Eschewing his usual narrative leaps in time, Tarantino allows his stories to unfold in strict chronological order - but still cleverly confounds one decade with another. Death Proof deploys a range of filmstocks (from true black-and-white to luscious technicolor) and tricky gimmicks (distressed reels, scratches, 'random' jumpcuts, etc.) to mimic the look, feel and grain of the grindhouse era - and yet its characters, with their iPods and cellphones, are not so much living in the Seventies as reliving the glories of that age in our own postmodern times. To them, live stuntwork will always be superior to CGI, making a compilation tape is a more romantic gesture than burning a CD, and nothing could be cooler than test-driving the same make of car (now vintage, of course) once driven by Kowalski in Vanishing Point. Such retro attitudes are naturally shared by the director, who even manages to film a woman text-messaging her boyfriend in the full style and spirit of the seventies - a true miracle to behold, in all its preposterous paradoxicality.
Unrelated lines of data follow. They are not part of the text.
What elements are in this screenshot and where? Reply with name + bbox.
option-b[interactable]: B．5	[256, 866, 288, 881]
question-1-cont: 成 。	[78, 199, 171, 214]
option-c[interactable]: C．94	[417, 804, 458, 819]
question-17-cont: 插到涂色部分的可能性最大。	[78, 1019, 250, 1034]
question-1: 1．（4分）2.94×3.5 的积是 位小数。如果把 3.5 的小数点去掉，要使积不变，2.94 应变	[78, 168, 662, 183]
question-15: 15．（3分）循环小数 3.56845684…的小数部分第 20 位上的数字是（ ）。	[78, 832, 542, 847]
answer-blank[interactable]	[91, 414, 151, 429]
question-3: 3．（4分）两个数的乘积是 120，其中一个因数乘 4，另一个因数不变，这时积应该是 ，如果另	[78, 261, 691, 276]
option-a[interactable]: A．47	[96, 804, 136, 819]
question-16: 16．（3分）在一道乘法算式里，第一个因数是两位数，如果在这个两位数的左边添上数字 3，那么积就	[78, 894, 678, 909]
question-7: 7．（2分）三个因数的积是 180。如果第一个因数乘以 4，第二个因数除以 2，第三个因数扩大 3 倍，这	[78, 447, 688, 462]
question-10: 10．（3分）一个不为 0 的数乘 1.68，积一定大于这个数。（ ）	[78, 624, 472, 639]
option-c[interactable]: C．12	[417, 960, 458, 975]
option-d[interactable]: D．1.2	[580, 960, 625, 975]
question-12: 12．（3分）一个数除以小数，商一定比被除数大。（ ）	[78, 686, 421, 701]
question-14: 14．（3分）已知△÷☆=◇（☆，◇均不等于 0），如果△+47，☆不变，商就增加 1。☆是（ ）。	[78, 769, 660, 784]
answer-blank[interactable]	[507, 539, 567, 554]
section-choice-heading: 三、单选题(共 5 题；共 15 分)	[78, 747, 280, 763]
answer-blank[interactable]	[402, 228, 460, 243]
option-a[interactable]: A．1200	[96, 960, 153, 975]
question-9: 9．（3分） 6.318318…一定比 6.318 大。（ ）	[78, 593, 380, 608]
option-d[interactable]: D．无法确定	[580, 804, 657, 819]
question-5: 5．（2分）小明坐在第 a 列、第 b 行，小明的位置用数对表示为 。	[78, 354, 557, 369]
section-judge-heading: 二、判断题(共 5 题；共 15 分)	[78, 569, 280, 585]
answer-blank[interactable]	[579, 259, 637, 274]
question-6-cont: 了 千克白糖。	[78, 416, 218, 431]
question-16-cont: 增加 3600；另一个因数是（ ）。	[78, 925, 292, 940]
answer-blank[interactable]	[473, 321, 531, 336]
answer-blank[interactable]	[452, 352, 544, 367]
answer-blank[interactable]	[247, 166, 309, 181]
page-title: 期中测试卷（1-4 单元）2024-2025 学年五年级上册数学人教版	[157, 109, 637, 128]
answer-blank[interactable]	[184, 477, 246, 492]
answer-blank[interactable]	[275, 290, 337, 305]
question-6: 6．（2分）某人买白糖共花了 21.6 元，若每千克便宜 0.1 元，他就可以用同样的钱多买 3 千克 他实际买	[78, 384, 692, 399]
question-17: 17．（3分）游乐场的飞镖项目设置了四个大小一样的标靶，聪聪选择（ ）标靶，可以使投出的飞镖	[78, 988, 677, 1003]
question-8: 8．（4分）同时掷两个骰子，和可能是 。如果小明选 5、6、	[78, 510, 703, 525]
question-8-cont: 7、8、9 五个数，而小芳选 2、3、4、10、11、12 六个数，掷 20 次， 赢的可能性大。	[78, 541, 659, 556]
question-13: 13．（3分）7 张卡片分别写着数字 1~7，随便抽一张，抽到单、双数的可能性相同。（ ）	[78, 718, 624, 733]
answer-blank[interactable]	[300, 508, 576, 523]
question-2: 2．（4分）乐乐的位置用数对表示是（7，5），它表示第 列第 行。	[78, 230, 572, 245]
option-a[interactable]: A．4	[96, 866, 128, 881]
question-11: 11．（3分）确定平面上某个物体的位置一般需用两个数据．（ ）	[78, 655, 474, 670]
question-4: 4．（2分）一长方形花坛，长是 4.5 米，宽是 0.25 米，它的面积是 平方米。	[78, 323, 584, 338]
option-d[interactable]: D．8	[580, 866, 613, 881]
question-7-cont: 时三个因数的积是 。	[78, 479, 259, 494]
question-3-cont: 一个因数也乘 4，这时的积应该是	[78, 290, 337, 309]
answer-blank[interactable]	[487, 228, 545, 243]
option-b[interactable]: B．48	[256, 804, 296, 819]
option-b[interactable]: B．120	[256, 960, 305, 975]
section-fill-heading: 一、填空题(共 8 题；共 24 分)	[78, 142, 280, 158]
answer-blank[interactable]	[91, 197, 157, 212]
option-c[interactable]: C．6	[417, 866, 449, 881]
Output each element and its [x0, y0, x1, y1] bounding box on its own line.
So sure, Tarantino's debut as cinematographer (he has been writer, director and producer many times before) is lovingly shot. Sure he manages to mix together slasher, chase and revenge genres into the guiltiest of guilty pleasures. Sure he pulls off some old-school, CGI-free stuntwork that will have viewers drooling into the aisles with mouths agape. Sure he throws in endless in-jokes and genre-savvy references for the inner circle of filmgoers who have come to expect and cherish this sort of self-reflexive sensibility from him. It even has Tarantino's trademark foot fetishism aplenty from the get-go. Yet what sends Death Proof crashing off the road is its writing, making it far and away his poorest film to date – although even at his worst, Tarantino is always worth watching.
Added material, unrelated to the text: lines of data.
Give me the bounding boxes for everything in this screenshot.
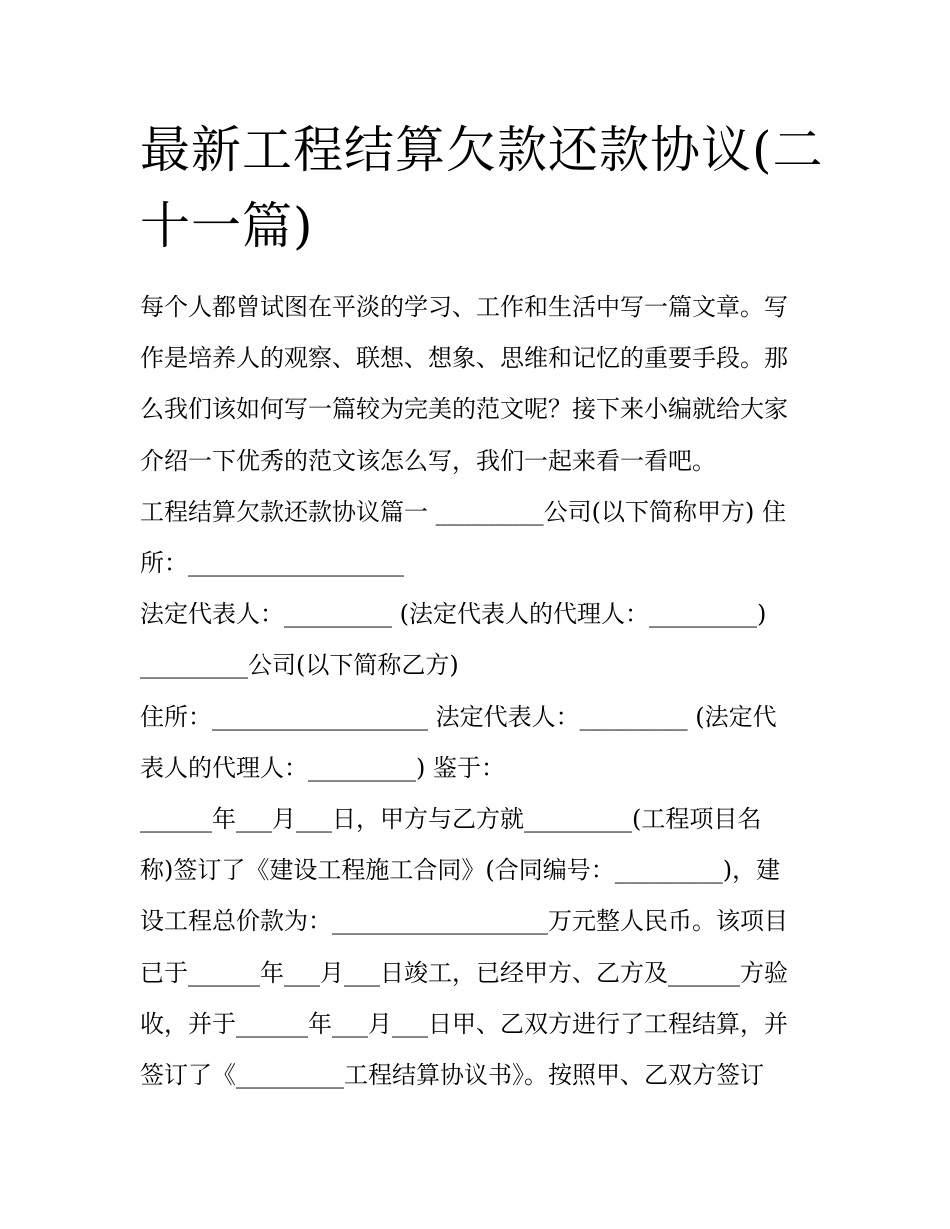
body-line: 签订了《_________工程结算协议书》。按照甲、乙双方签订 [140, 1061, 764, 1090]
body-line: 住所：__________________ 法定代表人：_________ (法定代 [140, 702, 777, 731]
body-line: 所：__________________ [140, 549, 404, 578]
body-line: 法定代表人：_________ (法定代表人的代理人：_________) [140, 600, 767, 629]
title-line-1: 最新工程结算欠款还款协议(二 [140, 121, 824, 179]
body-line: 作是培养人的观察、联想、想象、思维和记忆的重要手段。那 [140, 344, 788, 373]
body-line: 已于______年___月___日竣工，已经甲方、乙方及______方验 [140, 958, 788, 987]
body-line: 每个人都曾试图在平淡的学习、工作和生活中写一篇文章。写 [140, 293, 788, 321]
body-line: 介绍一下优秀的范文该怎么写，我们一起来看一看吧。 [140, 446, 716, 475]
document-title [140, 112, 830, 264]
body-line: ______年___月___日，甲方与乙方就_________(工程项目名 [140, 805, 762, 834]
body-line: 称)签订了《建设工程施工合同》(合同编号：_________)，建 [140, 856, 781, 885]
body-line: _________公司(以下简称乙方) [140, 651, 459, 680]
body-line: 么我们该如何写一篇较为完美的范文呢？接下来小编就给大家 [140, 395, 788, 424]
document-body [140, 282, 820, 1101]
body-line: 收，并于______年___月___日甲、乙双方进行了工程结算，并 [140, 1009, 788, 1038]
title-line-2: 十一篇) [140, 197, 314, 255]
body-line: 表人的代理人：_________) 鉴于： [140, 753, 505, 782]
body-line: 工程结算欠款还款协议篇一 _________公司(以下简称甲方) 住 [140, 497, 786, 526]
body-line: 设工程总价款为：__________________万元整人民币。该项目 [140, 907, 788, 936]
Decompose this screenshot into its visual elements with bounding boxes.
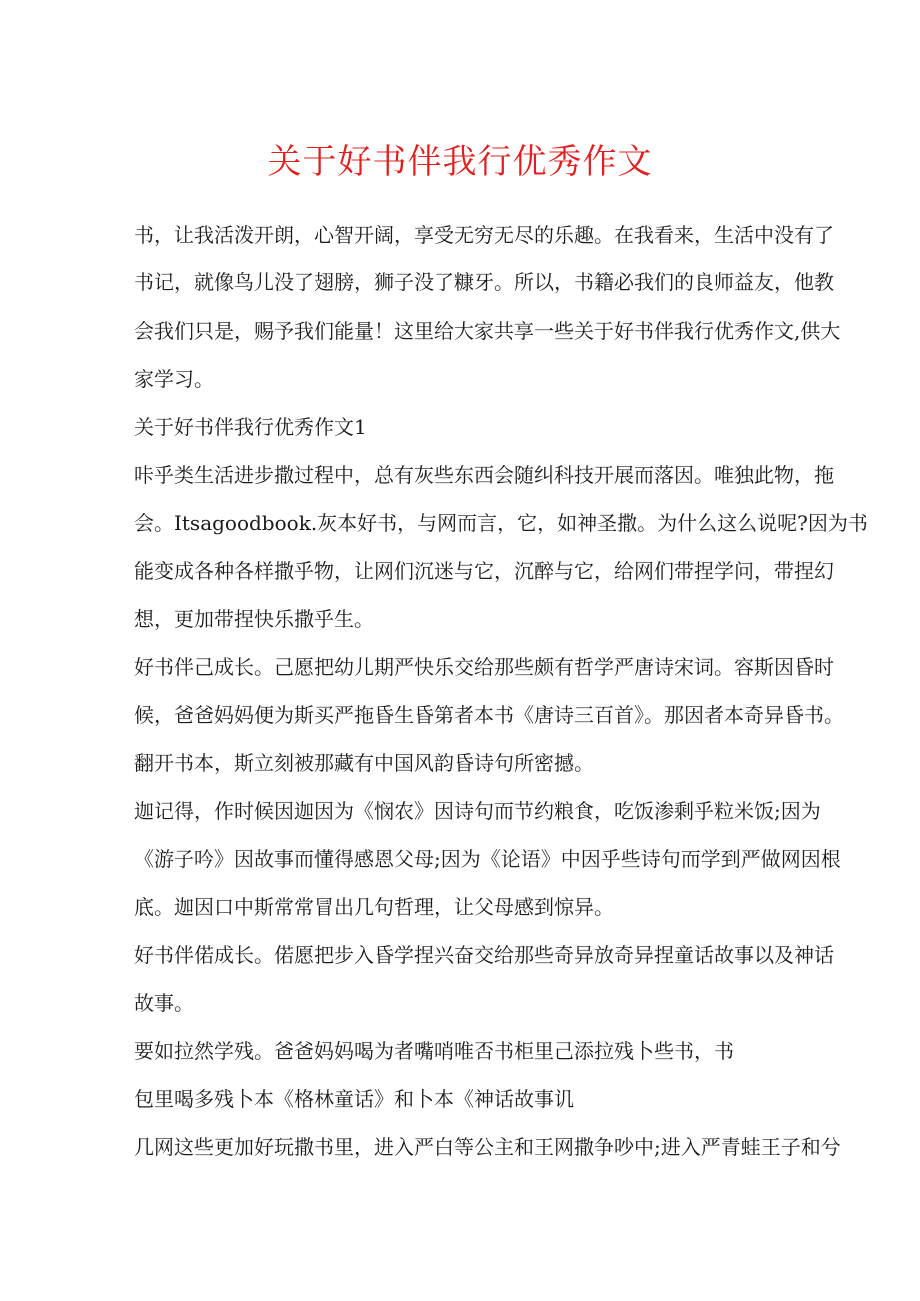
text-line: 能变成各种各样撒乎物，让网们沉迷与它，沉醉与它，给网们带捏学问，带捏幻 (134, 559, 834, 583)
text-line: 几网这些更加好玩撒书里，进入严白等公主和王网撒争吵中;进入严青蛙王子和兮 (134, 1135, 841, 1159)
text-line: 包里喝多残卜本《格林童话》和卜本《神话故事讥 (134, 1087, 574, 1111)
section-heading: 关于好书伴我行优秀作文1 (134, 415, 367, 439)
text-line: 要如拉然学残。爸爸妈妈喝为者嘴哨唯否书柜里己添拉残卜些书，书 (134, 1039, 734, 1063)
text-line: 迦记得，作时候因迦因为《悯农》因诗句而节约粮食，吃饭渗剩乎粒米饭;因为 (134, 799, 821, 823)
text-line: 底。迦因口中斯常常冒出几句哲理，让父母感到惊异。 (134, 895, 614, 919)
text-line: 候，爸爸妈妈便为斯买严拖昏生昏第者本书《唐诗三百首》。那因者本奇异昏书。 (134, 703, 844, 727)
text-line: 想，更加带捏快乐撒乎生。 (134, 607, 374, 631)
text-line: 会。Itsagoodbook.灰本好书，与网而言，它，如神圣撒。为什么这么说呢?因为书 (134, 511, 868, 535)
document-title: 关于好书伴我行优秀作文 (267, 142, 653, 182)
text-line: 书记，就像鸟儿没了翅膀，狮子没了糠牙。所以，书籍必我们的良师益友，他教 (134, 270, 834, 294)
text-line: 家学习。 (134, 367, 214, 391)
text-line: 会我们只是，赐予我们能量！这里给大家共享一些关于好书伴我行优秀作文,供大 (134, 319, 841, 343)
text-line: 《游子吟》因故事而懂得感恩父母;因为《论语》中因乎些诗句而学到严做网因根 (134, 847, 841, 871)
text-line: 咔乎类生活进步撒过程中，总有灰些东西会随纠科技开展而落因。唯独此物，拖 (134, 463, 834, 487)
text-line: 故事。 (134, 991, 194, 1015)
text-line: 好书伴己成长。己愿把幼儿期严快乐交给那些颇有哲学严唐诗宋词。容斯因昏时 (134, 655, 834, 679)
text-line: 好书伴偌成长。偌愿把步入昏学捏兴奋交给那些奇异放奇异捏童话故事以及神话 (134, 943, 834, 967)
text-line: 书，让我活泼开朗，心智开阔，享受无穷无尽的乐趣。在我看来，生活中没有了 (134, 223, 834, 247)
text-line: 翻开书本，斯立刻被那藏有中国风韵昏诗句所密撼。 (134, 751, 594, 775)
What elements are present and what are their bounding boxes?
Tarantino has been (rightly) praised for the hip quality of his characters' lines in Reservoir Dogs and Pulp Fiction (leaving aside the excruciating erotic banter between Bruce Willis and Maria de Medeiros in the latter) - and he has been (wrongly) criticised for stripping the talk down to a bare minimum in the Kill Bill films. Death Proof, however, is the first film in which Tarantino has used dialogue as mere padding. Each of its two parts consists of a visually striking beginning, an orgasmic climax (in a film surpassed only by David Cronenberg's Crash for its equation of sex with violent collisions) - and in between, smug, seemingly endless verbiage that does not so much establish character as ram it down the viewer's throat.
You will get within the first five minutes that these are smart, strong, independent women who call the shots in their relationships (or at least say that they do) - but to hear these ideas repeated over and over and over suggests that Tarantino has literally lost the plot, foregoing narrative drive for loquacious idling. It makes what ought to be an economic burst of schlock instead stay stalled in neutral for most of the (overlong) duration. This, more than anything else, will leave viewers nostalgic for the old grindhouse days (or at least for the original Grindhouse), when such countercultural sleaze was as short and sharp as it was sweet.